Avoid December mutual fund purchases
Making a mutual fund in December in a non-registered account could lead to an unwanted tax bill. It all has to do with year-end distributions made by mutual funds, which impact net asset value. Why pay for someone else’s distribution? Wait to make your fund purchase in January. Keep in mind that this won’t necessarily apply to exchange-traded funds. Check with your financial planner before making any mutual fund transactions around this time of the year.
Business tax tips
If you’re a business owner, consider buying a computer and other equipment now rather than waiting until January. If you purchase before year-end, your capital cost allowance (CCA) will increase for the year, even though you’re entitled to claim only 50% of the allowable CCA for a particular class (the “half-year rule”). In addition, your CCA claim for next year will be that much larger. Likewise, delay disposition of depreciable assets until January so as to avoid reducing your CCA claim for 2022.
You might also look at areas where you can bring forward deductible business expenses into 2022, for example, advertising or supplies. And on the other side of the coin, consider delaying business income due in December until January (if you have a Dec. 31 year-end), thus reducing your tax bill for the current year.

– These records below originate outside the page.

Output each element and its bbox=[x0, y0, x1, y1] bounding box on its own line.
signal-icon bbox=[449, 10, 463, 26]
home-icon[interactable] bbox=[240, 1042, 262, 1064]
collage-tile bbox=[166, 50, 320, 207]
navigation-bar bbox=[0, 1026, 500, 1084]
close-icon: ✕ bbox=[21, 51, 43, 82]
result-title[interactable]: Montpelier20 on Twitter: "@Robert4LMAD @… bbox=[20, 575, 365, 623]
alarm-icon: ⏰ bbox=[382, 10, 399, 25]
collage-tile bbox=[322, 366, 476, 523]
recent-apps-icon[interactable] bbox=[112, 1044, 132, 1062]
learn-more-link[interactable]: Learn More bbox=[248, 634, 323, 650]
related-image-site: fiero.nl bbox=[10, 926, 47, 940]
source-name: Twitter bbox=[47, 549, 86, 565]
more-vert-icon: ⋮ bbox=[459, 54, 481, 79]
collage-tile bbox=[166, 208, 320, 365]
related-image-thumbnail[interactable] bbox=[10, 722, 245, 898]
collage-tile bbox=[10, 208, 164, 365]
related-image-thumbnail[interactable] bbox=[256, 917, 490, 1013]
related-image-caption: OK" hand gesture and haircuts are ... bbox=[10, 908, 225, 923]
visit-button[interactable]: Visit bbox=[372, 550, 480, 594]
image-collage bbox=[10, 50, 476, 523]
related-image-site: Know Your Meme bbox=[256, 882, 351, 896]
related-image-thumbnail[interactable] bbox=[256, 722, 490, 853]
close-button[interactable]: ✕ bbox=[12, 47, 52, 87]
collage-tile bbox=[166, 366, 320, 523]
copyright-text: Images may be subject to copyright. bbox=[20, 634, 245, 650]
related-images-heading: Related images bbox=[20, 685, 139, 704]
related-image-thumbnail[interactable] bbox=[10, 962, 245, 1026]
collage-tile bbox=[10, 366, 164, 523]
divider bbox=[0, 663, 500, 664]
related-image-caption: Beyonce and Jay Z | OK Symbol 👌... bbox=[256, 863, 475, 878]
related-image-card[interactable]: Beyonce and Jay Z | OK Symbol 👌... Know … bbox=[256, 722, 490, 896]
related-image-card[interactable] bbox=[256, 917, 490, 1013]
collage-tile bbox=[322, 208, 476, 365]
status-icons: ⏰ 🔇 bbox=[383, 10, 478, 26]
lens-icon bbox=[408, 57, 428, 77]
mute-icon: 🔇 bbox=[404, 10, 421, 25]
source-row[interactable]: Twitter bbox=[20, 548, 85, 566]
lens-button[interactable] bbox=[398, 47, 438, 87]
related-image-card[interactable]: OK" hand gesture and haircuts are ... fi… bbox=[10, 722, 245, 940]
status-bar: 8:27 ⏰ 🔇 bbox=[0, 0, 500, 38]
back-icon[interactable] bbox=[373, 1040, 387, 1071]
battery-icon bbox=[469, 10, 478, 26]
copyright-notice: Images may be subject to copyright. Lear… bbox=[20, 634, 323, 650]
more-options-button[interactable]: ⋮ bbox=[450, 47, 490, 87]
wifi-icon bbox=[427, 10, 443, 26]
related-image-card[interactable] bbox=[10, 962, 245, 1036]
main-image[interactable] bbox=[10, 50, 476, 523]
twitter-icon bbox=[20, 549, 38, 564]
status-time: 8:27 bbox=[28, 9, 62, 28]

There’s also a number of payments that you can make before year-end to get a tax benefit for 2022. These include such things as charitable donations (you can do it online to ensure your donation is processed for 2022), interest payments on money borrowed for investment purposes, and applicable investment counseling fees. While not investment-related, ensure you make any necessary medical or dental payments for items not covered by provincial health plans. These include such things as glasses, prescription drugs, and hearing aids. Pay before year-end and you can add them to your medical expense deduction for the year. The strategies I’ve outlined here won’t apply to everyone, and may be subject to other tax rules and restrictions. As always, consult with a qualified advisor when contemplating changes to your investment portfolio or when considering tax-driven business strategies.